3 Fragen an: Ksenia Eroshina, ZWEITZEUGEN e.V.

Seit dem Berliner Demokratietag 2025 kooperieren wir mit dem Verein ZWEITZEUGEN e.V.. Uns verbindet das gemeinsame Ziel, Kinder und Jugendliche darin zu stärken, Haltung gegen Diskriminierung zu entwickeln und Verantwortung für eine vielfältige Gesellschaft zu übernehmen. 

ZWEITZEUGEN e.V. bietet niedrigschwellige Workshops für Kinder ab zehn Jahren, die sich besonders gut für Projekttage eignen und auch durch Kita- und Schulfördervereine unterstützt werden können. Ergänzend gibt es Bildungsangebote für Erwachsene und Pädagog*innen. 

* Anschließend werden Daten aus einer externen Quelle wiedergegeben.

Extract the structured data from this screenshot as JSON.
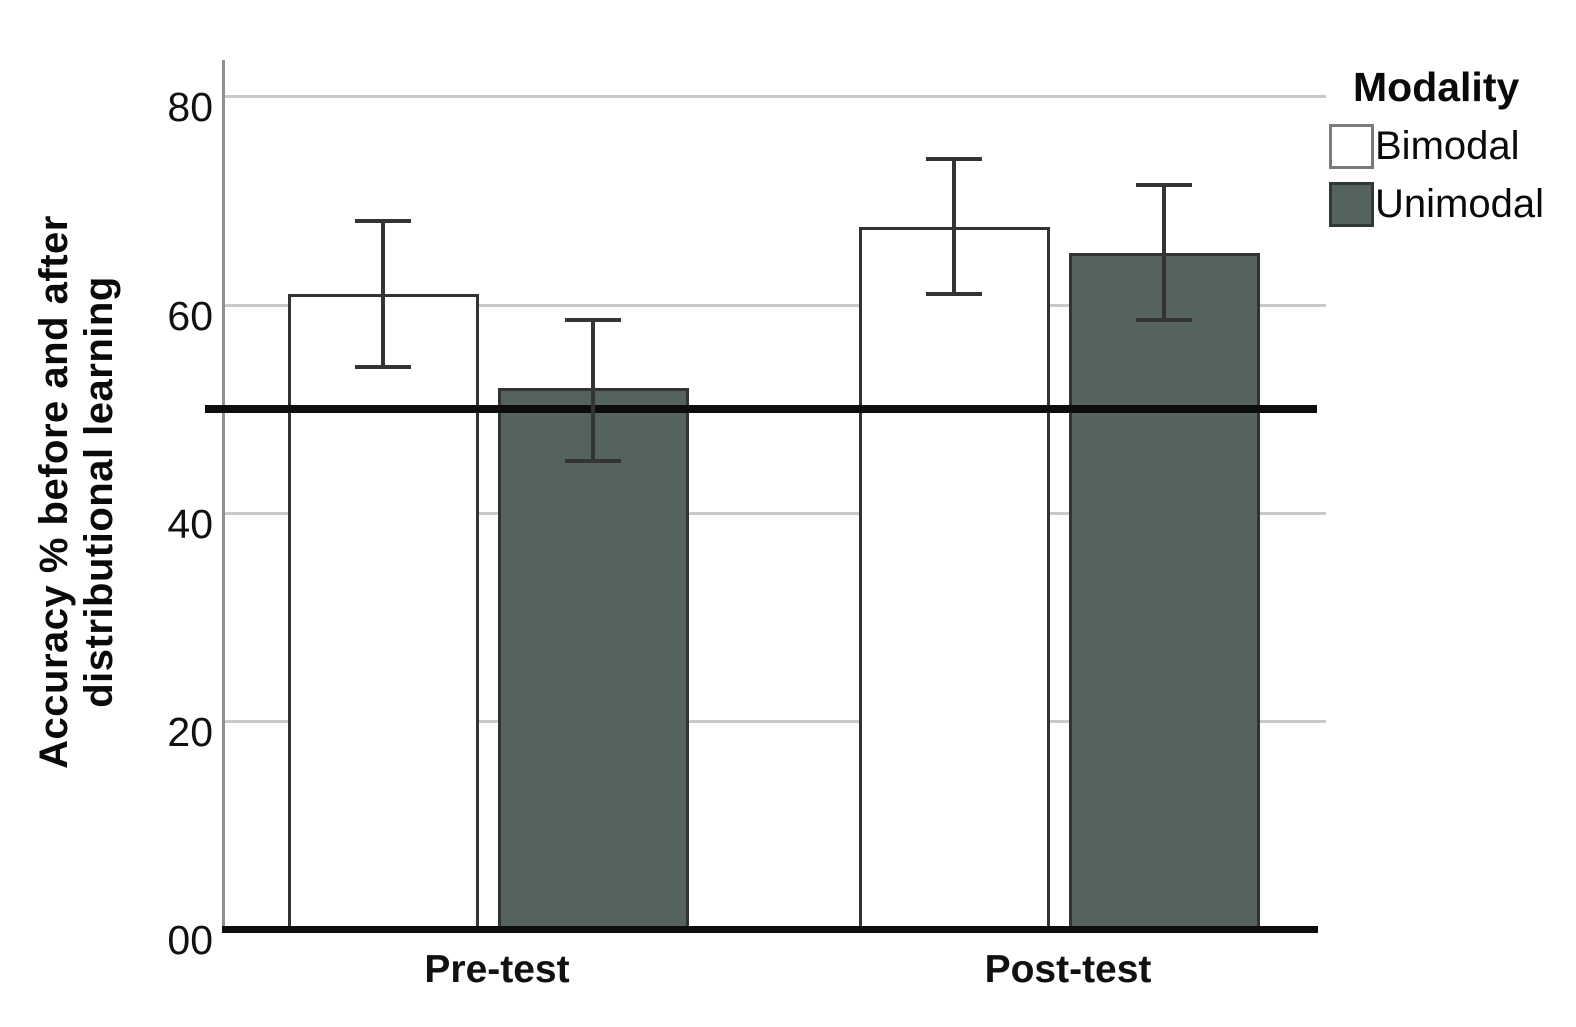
{
  "chart_data": {
    "type": "bar",
    "ylabel_line1": "Accuracy % before and after",
    "ylabel_line2": "distributional learning",
    "xlabel": "",
    "title": "",
    "categories": [
      "Pre-test",
      "Post-test"
    ],
    "series": [
      {
        "name": "Bimodal",
        "color": "#ffffff",
        "values": [
          61,
          67.5
        ],
        "errors_low": [
          54,
          61
        ],
        "errors_high": [
          68,
          74
        ]
      },
      {
        "name": "Unimodal",
        "color": "#54645c",
        "values": [
          52,
          65
        ],
        "errors_low": [
          45,
          58.5
        ],
        "errors_high": [
          58.5,
          71.5
        ]
      }
    ],
    "yticks": [
      {
        "value": 0,
        "label": "00"
      },
      {
        "value": 20,
        "label": "20"
      },
      {
        "value": 40,
        "label": "40"
      },
      {
        "value": 60,
        "label": "60"
      },
      {
        "value": 80,
        "label": "80"
      }
    ],
    "ylim": [
      0,
      83.5
    ],
    "reference_line_value": 50,
    "grid": true,
    "legend_title": "Modality",
    "legend_position": "top-right"
  }
}
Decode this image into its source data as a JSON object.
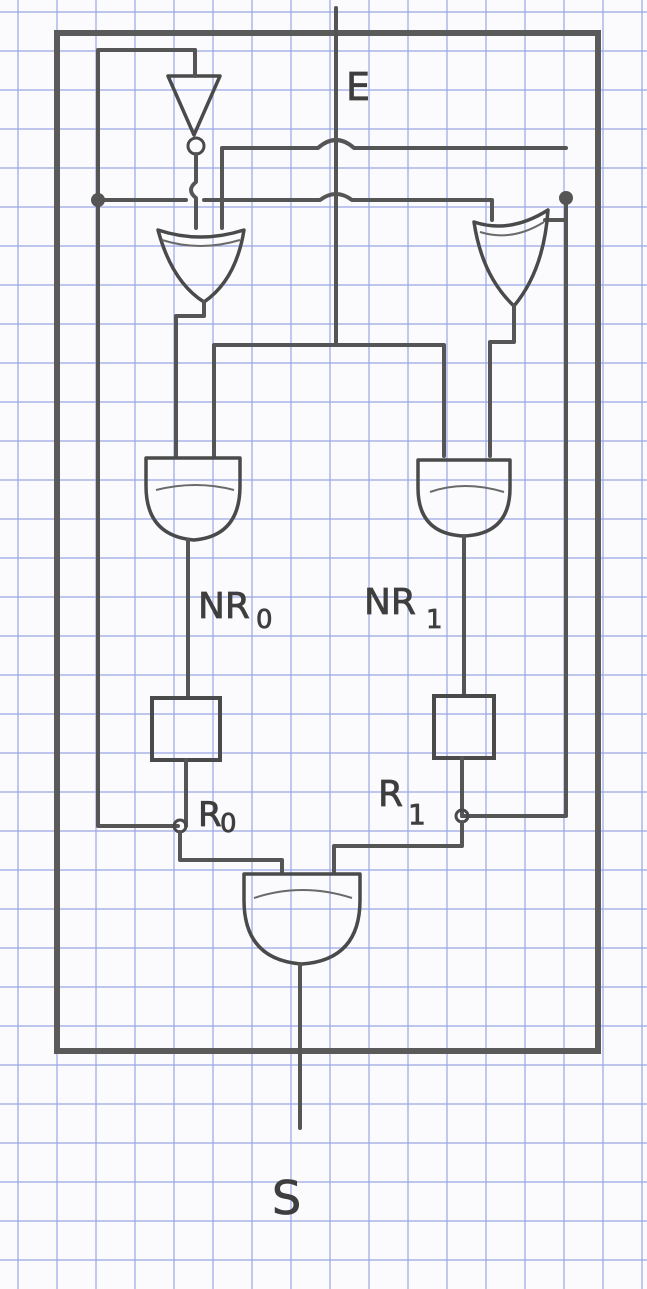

Anlässlich des Tags des Gedenkens an die Opfer des Nationalsozialismus stellen wir den Bildungsansatz und die Workshop-Formate am 27. Januar 2026 in einer digitalen lsfb-Ideenwerkstatt vor – inklusive praktischer Einblicke. 

Wir waren im Gespräch mit Ksenia Eroshina, Bereichsleitung für die schulische Bildungsarbeit bei ZWEITZEUGEN e.V. 

Was ist eure Motivation, euch für Kinder, Bildung oder Engagement einzusetzen? 

Uns motiviert die Verantwortung, die persönlichen (Über)Lebensgeschichten von Holocaust-Überlebenden weiterzutragen, wenn Zeitzeug*innen selbst nicht mehr berichten können. Wir sind überzeugt, dass gerade Kinder und Jugendliche ausgehend von diesen Geschichten Empathie entwickeln und lernen, heute Haltung gegen Antisemitismus und Diskriminierung zu zeigen.  

Was bewirkt euer Engagement konkret – und für wen? 

Unser Engagement befähigt Kinder und Jugendliche ab etwa zehn Jahren, selbst zu Zweitzeug*innen zu werden und aktiv Verantwortung in der Erinnerungskultur zu übernehmen. Konkret stärkt unsere Bildungsarbeit Wissen, Empathie und Handlungskompetenz gegen Antisemitismus – in Schulen, außerschulischen Lernorten und digitalen Räumen. Auch mit Erwachsenen und insbesondere Pädagog*innen wie Lehrer*innen arbeiten wir daran. 

Und was braucht es, damit eure Arbeit langfristig wirken kann? 

Langfristige Wirkung braucht verlässliche Ressourcen, qualifizierte Bildungsreferent*innen und starke Kooperationen mit Schulen, Kommunen und Förderpartner*innen. Ebenso wichtig ist die kontinuierliche Weiterentwicklung unserer niedrigschwelligen, wirkungsorientierten Bildungsangebote, damit Erinnerung auch in Zukunft lebendig bleibt.